4. Move All Seattle Sustainably, a new coalition made up of transit, bike, and pedestrian advocates—including the Cascade Bicycle Club, Seattle Neighborhood Greenways, and the Transit Riders Union—is demanding that Mayor Jenny Durkan take concrete actions before the end of 2018 to prioritize transit, biking, and walking during the upcoming “period of maximum constraint,” when construction projects and the closure of the Alaskan Way Viaduct are expected to create gridlock downtown. The coalition’s list of priorities includes completing the stalled Basic Bike Network downtown; implementing transit speed and reliability improvements (like bus bulbs, longer hours for bus-only lanes, and queue jumps) on 20 transit corridors across the city; and keeping sidewalks open for pedestrians during construction.

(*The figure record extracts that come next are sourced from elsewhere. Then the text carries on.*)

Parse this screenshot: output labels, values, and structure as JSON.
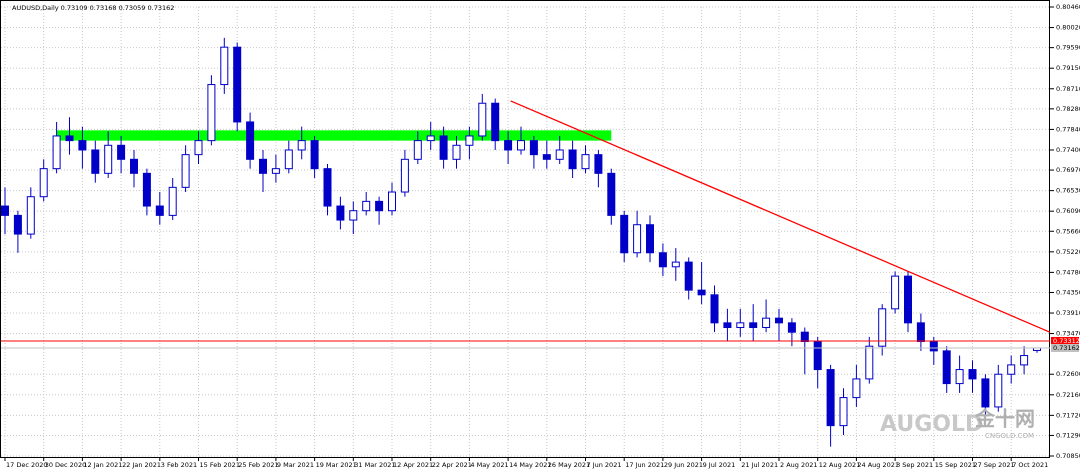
{
  "chart_data": {
    "type": "candlestick",
    "header": "AUDUSD,Daily  0.73109 0.73168 0.73059 0.73162",
    "categories": [
      "17 Dec 2020",
      null,
      null,
      "30 Dec 2020",
      null,
      null,
      "12 Jan 2021",
      null,
      null,
      "22 Jan 2021",
      null,
      null,
      "3 Feb 2021",
      null,
      null,
      "15 Feb 2021",
      null,
      null,
      "25 Feb 2021",
      null,
      null,
      "9 Mar 2021",
      null,
      null,
      "19 Mar 2021",
      null,
      null,
      "31 Mar 2021",
      null,
      null,
      "12 Apr 2021",
      null,
      null,
      "22 Apr 2021",
      null,
      null,
      "4 May 2021",
      null,
      null,
      "14 May 2021",
      null,
      null,
      "26 May 2021",
      null,
      null,
      "7 Jun 2021",
      null,
      null,
      "17 Jun 2021",
      null,
      null,
      "29 Jun 2021",
      null,
      null,
      "9 Jul 2021",
      null,
      null,
      "21 Jul 2021",
      null,
      null,
      "2 Aug 2021",
      null,
      null,
      "12 Aug 2021",
      null,
      null,
      "24 Aug 2021",
      null,
      null,
      "3 Sep 2021",
      null,
      null,
      "15 Sep 2021",
      null,
      null,
      "27 Sep 2021",
      null,
      null,
      "7 Oct 2021",
      null,
      null
    ],
    "ohlc": [
      [
        0.762,
        0.766,
        0.756,
        0.76
      ],
      [
        0.76,
        0.761,
        0.752,
        0.756
      ],
      [
        0.756,
        0.766,
        0.755,
        0.764
      ],
      [
        0.764,
        0.772,
        0.763,
        0.77
      ],
      [
        0.77,
        0.78,
        0.769,
        0.777
      ],
      [
        0.777,
        0.781,
        0.773,
        0.776
      ],
      [
        0.776,
        0.779,
        0.77,
        0.774
      ],
      [
        0.774,
        0.776,
        0.767,
        0.769
      ],
      [
        0.769,
        0.778,
        0.768,
        0.775
      ],
      [
        0.775,
        0.777,
        0.769,
        0.772
      ],
      [
        0.772,
        0.774,
        0.766,
        0.769
      ],
      [
        0.769,
        0.77,
        0.76,
        0.762
      ],
      [
        0.762,
        0.765,
        0.758,
        0.76
      ],
      [
        0.76,
        0.768,
        0.759,
        0.766
      ],
      [
        0.766,
        0.775,
        0.765,
        0.773
      ],
      [
        0.773,
        0.778,
        0.771,
        0.776
      ],
      [
        0.776,
        0.79,
        0.775,
        0.788
      ],
      [
        0.788,
        0.798,
        0.786,
        0.796
      ],
      [
        0.796,
        0.797,
        0.778,
        0.78
      ],
      [
        0.78,
        0.782,
        0.77,
        0.772
      ],
      [
        0.772,
        0.774,
        0.765,
        0.769
      ],
      [
        0.769,
        0.773,
        0.767,
        0.77
      ],
      [
        0.77,
        0.776,
        0.769,
        0.774
      ],
      [
        0.774,
        0.779,
        0.772,
        0.776
      ],
      [
        0.776,
        0.777,
        0.768,
        0.77
      ],
      [
        0.77,
        0.771,
        0.76,
        0.762
      ],
      [
        0.762,
        0.764,
        0.757,
        0.759
      ],
      [
        0.759,
        0.763,
        0.756,
        0.761
      ],
      [
        0.761,
        0.765,
        0.76,
        0.763
      ],
      [
        0.763,
        0.764,
        0.758,
        0.761
      ],
      [
        0.761,
        0.767,
        0.76,
        0.765
      ],
      [
        0.765,
        0.774,
        0.764,
        0.772
      ],
      [
        0.772,
        0.778,
        0.771,
        0.776
      ],
      [
        0.776,
        0.78,
        0.774,
        0.777
      ],
      [
        0.777,
        0.779,
        0.77,
        0.772
      ],
      [
        0.772,
        0.777,
        0.77,
        0.775
      ],
      [
        0.775,
        0.779,
        0.772,
        0.777
      ],
      [
        0.777,
        0.786,
        0.776,
        0.784
      ],
      [
        0.784,
        0.785,
        0.774,
        0.776
      ],
      [
        0.776,
        0.778,
        0.771,
        0.774
      ],
      [
        0.774,
        0.779,
        0.773,
        0.776
      ],
      [
        0.776,
        0.777,
        0.77,
        0.773
      ],
      [
        0.773,
        0.776,
        0.77,
        0.772
      ],
      [
        0.772,
        0.777,
        0.771,
        0.774
      ],
      [
        0.774,
        0.776,
        0.768,
        0.77
      ],
      [
        0.77,
        0.775,
        0.769,
        0.773
      ],
      [
        0.773,
        0.774,
        0.766,
        0.769
      ],
      [
        0.769,
        0.77,
        0.758,
        0.76
      ],
      [
        0.76,
        0.761,
        0.75,
        0.752
      ],
      [
        0.752,
        0.761,
        0.751,
        0.758
      ],
      [
        0.758,
        0.76,
        0.75,
        0.752
      ],
      [
        0.752,
        0.754,
        0.747,
        0.749
      ],
      [
        0.749,
        0.753,
        0.746,
        0.75
      ],
      [
        0.75,
        0.751,
        0.742,
        0.744
      ],
      [
        0.744,
        0.75,
        0.741,
        0.743
      ],
      [
        0.743,
        0.745,
        0.735,
        0.737
      ],
      [
        0.737,
        0.74,
        0.733,
        0.736
      ],
      [
        0.736,
        0.74,
        0.734,
        0.737
      ],
      [
        0.737,
        0.741,
        0.733,
        0.736
      ],
      [
        0.736,
        0.742,
        0.735,
        0.738
      ],
      [
        0.738,
        0.74,
        0.733,
        0.737
      ],
      [
        0.737,
        0.738,
        0.732,
        0.735
      ],
      [
        0.735,
        0.736,
        0.726,
        0.733
      ],
      [
        0.733,
        0.734,
        0.723,
        0.727
      ],
      [
        0.727,
        0.728,
        0.7105,
        0.715
      ],
      [
        0.715,
        0.723,
        0.713,
        0.721
      ],
      [
        0.721,
        0.728,
        0.719,
        0.725
      ],
      [
        0.725,
        0.734,
        0.724,
        0.732
      ],
      [
        0.732,
        0.741,
        0.73,
        0.74
      ],
      [
        0.74,
        0.748,
        0.739,
        0.747
      ],
      [
        0.747,
        0.748,
        0.735,
        0.737
      ],
      [
        0.737,
        0.739,
        0.731,
        0.733
      ],
      [
        0.733,
        0.734,
        0.728,
        0.731
      ],
      [
        0.731,
        0.732,
        0.722,
        0.724
      ],
      [
        0.724,
        0.73,
        0.722,
        0.727
      ],
      [
        0.727,
        0.729,
        0.722,
        0.725
      ],
      [
        0.725,
        0.726,
        0.717,
        0.719
      ],
      [
        0.719,
        0.728,
        0.718,
        0.726
      ],
      [
        0.726,
        0.73,
        0.724,
        0.728
      ],
      [
        0.728,
        0.732,
        0.726,
        0.73
      ],
      [
        0.73109,
        0.73168,
        0.73059,
        0.73162
      ]
    ],
    "up_color": "#ffffff",
    "down_color": "#0000c8",
    "line_color": "#0000c8",
    "ylim": [
      0.7085,
      0.8046
    ],
    "yticks": [
      {
        "value": 0.8046,
        "label": "0.80460"
      },
      {
        "value": 0.8002,
        "label": "0.80020"
      },
      {
        "value": 0.7959,
        "label": "0.79590"
      },
      {
        "value": 0.7915,
        "label": "0.79150"
      },
      {
        "value": 0.7871,
        "label": "0.78710"
      },
      {
        "value": 0.7828,
        "label": "0.78280"
      },
      {
        "value": 0.7784,
        "label": "0.77840"
      },
      {
        "value": 0.774,
        "label": "0.77400"
      },
      {
        "value": 0.7697,
        "label": "0.76970"
      },
      {
        "value": 0.7653,
        "label": "0.76530"
      },
      {
        "value": 0.7609,
        "label": "0.76090"
      },
      {
        "value": 0.7566,
        "label": "0.75660"
      },
      {
        "value": 0.7522,
        "label": "0.75220"
      },
      {
        "value": 0.7478,
        "label": "0.74780"
      },
      {
        "value": 0.7435,
        "label": "0.74350"
      },
      {
        "value": 0.7391,
        "label": "0.73910"
      },
      {
        "value": 0.7347,
        "label": "0.73470"
      },
      {
        "value": 0.726,
        "label": "0.72600"
      },
      {
        "value": 0.7216,
        "label": "0.72160"
      },
      {
        "value": 0.7172,
        "label": "0.71720"
      },
      {
        "value": 0.7129,
        "label": "0.71290"
      },
      {
        "value": 0.7085,
        "label": "0.70850"
      }
    ],
    "grid": true,
    "hline": {
      "value": 0.73312,
      "label": "0.73312",
      "color": "#ff0000"
    },
    "bid": {
      "value": 0.73162,
      "label": "0.73162",
      "color": "#c0c0c0"
    },
    "zone": {
      "x": [
        4,
        47
      ],
      "y": [
        0.776,
        0.7782
      ],
      "color": "#00ff00"
    },
    "trendline": {
      "x": [
        39.2,
        81
      ],
      "y": [
        0.7845,
        0.735
      ],
      "color": "#ff0000"
    },
    "watermark": [
      "AUGOLD",
      "金十网",
      "CNGOLD.COM"
    ]
  }
}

In recent weeks, advocates have expressed concern that Mayor Jenny Durkan’s office is shutting members of Cascade and Seattle Neighborhood Greenways out of positions on advisory groups like the Seattle Bike Advisory board, whose former chair, Cascade board member Casey Gifford, was abruptly replaced by Durkan last month.  The mayor’s office denies this (in an email to a group of advocates late last month, deputy mayor Shefali Ranganathan said there was “no truth” to the rumor and asked for help in “quashing” it) and notes that Cascade director Richard Smith was on the committee that is helping to select the new Seattle Department of Transportation director. In any case, it’s clear that the transit, bike, and environmental activists on the coalition don’t see eye to eye with the mayor’s office on transportation. On the new MASS website, the group declares the city “off track” and unprepared not only for the upcoming traffic crunch, but “to achieve Vision Zero”—the goal of reducing the number of deaths and serious injuries from traffic violence to zero— “or even Seattle’s insufficient Climate Action Plan.”